Divergence in mass ratio distributions between low-mass and high-mass coalescing binary black holes

TL;DR

This study analyzes how the distribution of mass ratios in binary black hole systems varies with the primary mass, revealing a divergence that supports different formation channels for low- and high-mass systems.

Contribution

It provides the first evidence of divergence in mass ratio distributions between low- and high-mass binary black holes using Bayesian analysis.

Findings

High-mass BBHs tend to be more symmetric in mass ratio.

Significant divergence in mass ratio distribution between low- and high-mass ranges.

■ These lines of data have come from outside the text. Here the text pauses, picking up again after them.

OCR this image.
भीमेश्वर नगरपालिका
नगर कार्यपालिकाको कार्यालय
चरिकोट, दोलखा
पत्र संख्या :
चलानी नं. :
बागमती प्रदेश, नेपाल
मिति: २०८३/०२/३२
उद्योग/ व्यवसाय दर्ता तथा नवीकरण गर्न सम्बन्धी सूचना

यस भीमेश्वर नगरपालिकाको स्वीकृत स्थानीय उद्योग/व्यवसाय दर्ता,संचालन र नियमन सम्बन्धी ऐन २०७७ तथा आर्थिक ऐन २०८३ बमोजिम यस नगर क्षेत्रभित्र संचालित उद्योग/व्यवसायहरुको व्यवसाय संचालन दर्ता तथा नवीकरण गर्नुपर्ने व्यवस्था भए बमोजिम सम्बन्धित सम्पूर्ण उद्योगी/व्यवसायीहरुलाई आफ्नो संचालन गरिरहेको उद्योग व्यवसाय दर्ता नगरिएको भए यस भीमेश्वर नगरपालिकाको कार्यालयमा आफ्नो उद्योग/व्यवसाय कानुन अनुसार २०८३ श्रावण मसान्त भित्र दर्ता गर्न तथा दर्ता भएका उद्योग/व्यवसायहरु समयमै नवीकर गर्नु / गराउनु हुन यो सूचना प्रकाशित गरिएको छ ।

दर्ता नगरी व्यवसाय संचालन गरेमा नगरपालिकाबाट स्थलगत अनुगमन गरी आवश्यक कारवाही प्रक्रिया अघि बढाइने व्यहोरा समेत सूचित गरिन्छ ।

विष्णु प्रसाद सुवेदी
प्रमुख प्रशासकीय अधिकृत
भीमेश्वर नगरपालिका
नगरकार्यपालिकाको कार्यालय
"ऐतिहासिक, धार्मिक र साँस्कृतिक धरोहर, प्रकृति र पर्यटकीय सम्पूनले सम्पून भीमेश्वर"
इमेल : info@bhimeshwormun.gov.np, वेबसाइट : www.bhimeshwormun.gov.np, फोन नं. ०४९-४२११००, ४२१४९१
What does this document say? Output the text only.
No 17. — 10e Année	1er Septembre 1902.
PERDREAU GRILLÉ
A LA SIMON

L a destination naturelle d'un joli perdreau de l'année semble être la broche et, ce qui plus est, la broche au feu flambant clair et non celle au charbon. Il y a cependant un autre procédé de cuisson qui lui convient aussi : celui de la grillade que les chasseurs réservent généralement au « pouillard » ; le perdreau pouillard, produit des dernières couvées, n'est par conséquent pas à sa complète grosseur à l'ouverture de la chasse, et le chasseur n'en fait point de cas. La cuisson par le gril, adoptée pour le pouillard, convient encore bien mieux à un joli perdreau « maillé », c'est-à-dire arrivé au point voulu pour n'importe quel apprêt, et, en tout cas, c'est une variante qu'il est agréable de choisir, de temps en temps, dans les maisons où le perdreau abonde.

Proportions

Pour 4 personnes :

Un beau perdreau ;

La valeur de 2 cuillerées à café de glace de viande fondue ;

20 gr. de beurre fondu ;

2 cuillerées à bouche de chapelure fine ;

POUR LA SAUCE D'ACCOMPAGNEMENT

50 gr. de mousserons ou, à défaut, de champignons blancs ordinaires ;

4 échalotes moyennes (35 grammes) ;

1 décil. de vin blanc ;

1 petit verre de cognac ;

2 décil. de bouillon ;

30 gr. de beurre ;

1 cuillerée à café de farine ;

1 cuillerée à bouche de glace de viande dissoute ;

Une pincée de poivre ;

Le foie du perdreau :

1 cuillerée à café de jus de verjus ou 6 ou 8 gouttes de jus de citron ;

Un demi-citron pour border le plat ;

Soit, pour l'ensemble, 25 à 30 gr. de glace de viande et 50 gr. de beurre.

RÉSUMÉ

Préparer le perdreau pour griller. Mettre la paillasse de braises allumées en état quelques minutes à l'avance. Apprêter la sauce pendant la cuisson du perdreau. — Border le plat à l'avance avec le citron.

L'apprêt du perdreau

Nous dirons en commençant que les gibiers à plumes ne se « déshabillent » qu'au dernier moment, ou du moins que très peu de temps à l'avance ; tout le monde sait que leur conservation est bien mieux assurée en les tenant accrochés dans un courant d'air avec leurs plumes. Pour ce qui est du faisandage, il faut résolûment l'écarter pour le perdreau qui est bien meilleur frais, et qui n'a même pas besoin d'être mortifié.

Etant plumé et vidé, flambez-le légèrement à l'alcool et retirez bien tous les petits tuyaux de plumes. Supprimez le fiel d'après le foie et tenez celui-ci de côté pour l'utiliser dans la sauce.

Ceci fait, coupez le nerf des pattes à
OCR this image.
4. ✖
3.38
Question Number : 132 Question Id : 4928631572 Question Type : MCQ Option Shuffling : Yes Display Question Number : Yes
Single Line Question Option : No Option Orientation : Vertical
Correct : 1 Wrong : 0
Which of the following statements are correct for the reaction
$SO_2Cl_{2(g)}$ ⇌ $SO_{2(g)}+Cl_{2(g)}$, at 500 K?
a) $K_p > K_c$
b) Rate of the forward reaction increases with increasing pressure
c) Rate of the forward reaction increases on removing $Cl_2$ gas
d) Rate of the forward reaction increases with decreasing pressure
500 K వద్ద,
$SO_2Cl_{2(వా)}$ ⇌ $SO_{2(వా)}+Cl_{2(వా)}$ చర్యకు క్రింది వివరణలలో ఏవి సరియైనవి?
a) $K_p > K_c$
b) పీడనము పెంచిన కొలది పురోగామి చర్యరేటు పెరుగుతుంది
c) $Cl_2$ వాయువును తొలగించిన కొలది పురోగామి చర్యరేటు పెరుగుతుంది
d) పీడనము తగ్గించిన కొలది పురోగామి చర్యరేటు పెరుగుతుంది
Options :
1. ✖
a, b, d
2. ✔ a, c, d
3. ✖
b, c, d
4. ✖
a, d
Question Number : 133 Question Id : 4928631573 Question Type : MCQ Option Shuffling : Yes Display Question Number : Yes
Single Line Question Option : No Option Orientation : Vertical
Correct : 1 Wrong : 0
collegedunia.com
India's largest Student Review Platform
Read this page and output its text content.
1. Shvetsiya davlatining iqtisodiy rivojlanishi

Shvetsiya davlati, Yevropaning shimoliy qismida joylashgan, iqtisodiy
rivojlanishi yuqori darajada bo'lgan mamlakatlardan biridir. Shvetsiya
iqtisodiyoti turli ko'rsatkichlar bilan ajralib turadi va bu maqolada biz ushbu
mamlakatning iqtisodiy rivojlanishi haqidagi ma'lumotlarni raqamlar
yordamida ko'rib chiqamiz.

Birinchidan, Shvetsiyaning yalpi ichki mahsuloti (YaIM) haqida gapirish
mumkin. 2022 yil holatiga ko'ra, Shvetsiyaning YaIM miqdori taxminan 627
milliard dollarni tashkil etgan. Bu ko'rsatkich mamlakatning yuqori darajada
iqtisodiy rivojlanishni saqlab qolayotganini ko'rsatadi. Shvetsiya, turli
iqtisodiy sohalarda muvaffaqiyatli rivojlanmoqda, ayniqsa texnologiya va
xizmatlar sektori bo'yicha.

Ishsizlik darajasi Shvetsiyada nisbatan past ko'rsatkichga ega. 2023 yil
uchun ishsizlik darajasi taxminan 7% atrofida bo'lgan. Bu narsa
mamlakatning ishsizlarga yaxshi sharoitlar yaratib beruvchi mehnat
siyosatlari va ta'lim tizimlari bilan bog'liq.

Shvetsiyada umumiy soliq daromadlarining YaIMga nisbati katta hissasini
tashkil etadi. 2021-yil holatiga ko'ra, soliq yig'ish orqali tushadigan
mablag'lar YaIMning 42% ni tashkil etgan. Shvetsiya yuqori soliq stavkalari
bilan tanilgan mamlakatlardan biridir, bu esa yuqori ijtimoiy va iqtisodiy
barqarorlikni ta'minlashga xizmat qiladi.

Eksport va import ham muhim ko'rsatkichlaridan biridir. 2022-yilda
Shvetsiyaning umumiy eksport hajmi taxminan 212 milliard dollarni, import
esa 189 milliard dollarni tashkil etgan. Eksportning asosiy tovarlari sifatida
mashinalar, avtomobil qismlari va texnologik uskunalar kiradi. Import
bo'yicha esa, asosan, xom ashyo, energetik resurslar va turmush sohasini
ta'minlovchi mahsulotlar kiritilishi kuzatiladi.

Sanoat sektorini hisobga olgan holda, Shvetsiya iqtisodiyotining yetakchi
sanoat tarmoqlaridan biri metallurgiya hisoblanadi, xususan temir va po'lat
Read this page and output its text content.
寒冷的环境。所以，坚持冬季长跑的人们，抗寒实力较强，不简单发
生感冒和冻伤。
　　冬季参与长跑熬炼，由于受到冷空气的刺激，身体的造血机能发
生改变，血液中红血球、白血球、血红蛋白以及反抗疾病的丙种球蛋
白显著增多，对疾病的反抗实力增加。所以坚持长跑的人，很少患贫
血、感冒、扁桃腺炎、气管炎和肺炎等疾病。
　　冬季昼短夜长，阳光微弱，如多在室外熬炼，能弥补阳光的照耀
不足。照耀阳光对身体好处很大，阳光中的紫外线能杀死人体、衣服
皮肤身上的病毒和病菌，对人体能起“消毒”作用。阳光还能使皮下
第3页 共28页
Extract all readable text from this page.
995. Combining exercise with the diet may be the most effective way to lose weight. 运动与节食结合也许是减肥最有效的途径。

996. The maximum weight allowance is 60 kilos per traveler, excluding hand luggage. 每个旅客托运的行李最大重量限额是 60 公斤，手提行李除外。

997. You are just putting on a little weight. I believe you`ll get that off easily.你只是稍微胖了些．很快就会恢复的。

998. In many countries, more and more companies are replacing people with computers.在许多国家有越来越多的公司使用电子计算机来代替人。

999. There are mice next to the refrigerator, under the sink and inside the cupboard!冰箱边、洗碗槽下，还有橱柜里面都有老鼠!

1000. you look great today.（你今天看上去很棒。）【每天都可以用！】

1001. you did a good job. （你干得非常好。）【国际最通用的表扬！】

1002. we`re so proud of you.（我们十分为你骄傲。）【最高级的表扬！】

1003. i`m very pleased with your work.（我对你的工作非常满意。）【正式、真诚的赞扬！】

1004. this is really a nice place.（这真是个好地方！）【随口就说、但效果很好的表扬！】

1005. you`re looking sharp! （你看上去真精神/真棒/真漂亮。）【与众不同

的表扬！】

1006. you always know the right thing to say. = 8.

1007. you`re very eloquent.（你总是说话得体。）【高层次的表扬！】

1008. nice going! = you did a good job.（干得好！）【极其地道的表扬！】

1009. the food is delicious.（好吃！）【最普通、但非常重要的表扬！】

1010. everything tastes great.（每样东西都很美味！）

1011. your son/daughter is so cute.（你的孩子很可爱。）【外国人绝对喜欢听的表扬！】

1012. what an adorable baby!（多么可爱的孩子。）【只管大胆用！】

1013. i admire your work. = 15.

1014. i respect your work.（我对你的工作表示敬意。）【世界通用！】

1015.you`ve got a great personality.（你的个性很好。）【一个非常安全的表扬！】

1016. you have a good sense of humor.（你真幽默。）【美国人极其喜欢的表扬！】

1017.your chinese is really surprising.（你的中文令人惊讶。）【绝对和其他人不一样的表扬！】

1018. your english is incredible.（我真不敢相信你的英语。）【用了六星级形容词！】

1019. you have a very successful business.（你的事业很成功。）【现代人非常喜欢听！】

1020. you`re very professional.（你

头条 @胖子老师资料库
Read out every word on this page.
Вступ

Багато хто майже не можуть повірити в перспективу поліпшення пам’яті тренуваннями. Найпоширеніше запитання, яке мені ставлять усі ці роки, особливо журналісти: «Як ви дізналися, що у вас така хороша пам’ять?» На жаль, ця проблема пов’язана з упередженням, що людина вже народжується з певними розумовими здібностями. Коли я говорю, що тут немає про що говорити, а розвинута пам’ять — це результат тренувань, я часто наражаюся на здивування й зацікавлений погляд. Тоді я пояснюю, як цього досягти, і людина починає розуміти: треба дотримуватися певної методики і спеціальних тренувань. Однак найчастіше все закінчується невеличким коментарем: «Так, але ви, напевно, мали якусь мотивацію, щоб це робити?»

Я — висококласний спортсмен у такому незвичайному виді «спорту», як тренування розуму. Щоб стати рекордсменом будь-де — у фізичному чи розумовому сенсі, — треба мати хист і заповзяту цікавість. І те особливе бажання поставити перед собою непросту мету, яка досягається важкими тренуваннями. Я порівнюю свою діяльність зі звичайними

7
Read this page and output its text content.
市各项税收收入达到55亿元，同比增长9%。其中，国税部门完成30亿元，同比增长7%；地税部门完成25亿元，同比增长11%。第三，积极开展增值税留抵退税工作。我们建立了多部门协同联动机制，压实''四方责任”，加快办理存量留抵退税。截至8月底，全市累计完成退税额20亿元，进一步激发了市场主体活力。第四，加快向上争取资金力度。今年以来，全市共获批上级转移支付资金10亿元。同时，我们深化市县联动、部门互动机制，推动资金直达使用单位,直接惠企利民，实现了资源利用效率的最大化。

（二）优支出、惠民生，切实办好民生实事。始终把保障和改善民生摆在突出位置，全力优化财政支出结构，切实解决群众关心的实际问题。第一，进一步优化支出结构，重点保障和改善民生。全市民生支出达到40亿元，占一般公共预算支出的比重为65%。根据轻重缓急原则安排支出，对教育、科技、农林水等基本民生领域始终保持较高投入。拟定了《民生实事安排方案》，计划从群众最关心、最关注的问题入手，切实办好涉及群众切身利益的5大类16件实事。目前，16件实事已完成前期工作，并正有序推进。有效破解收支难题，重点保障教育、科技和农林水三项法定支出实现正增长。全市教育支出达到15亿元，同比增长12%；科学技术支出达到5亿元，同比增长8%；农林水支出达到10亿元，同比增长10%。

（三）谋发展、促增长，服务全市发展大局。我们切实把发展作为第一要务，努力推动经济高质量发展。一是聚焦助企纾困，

Mild evidence of different mass ratio distributions for BBHs in the Gaussian-like peak.

Abstract

Coalescing binary black hole (BBH) systems are likely formed via several channels, and it is challenging to understand their formation / evolutionary processes. Some features in the mass function of the primary components ($m_1$), such as the distinct Gaussian-like peak located at $\sim 34M_\odot$, have been previously found. In this work, we investigate the possible dependence of the mass ratio ($q=m_2/m_1$) distribution on the primary mass. We find a Bayesian odds ratio of 18.1 in favor of divergence in the mass ratio distributions between the low- and high-mass ranges over an invariable mass ratio distribution. The BBHs with $m_1\gtrsim29M_{\odot}$ have a stronger preference to be symmetric compared to those with $m_1\lesssim29M_{\odot}$ at a 97.6\% credible level. Additionally, we find mild evidence that the BBHs with $m_1$ located in the Gaussian-like peak have a mass ratio distribution different from that of other BBHs. Our findings may be in favor of some formation channels, such as the chemically homogeneous evolution and the dynamical assembly in globular clusters/nuclear star clusters, which are more likely to provide symmetric BBHs in the high-mass range.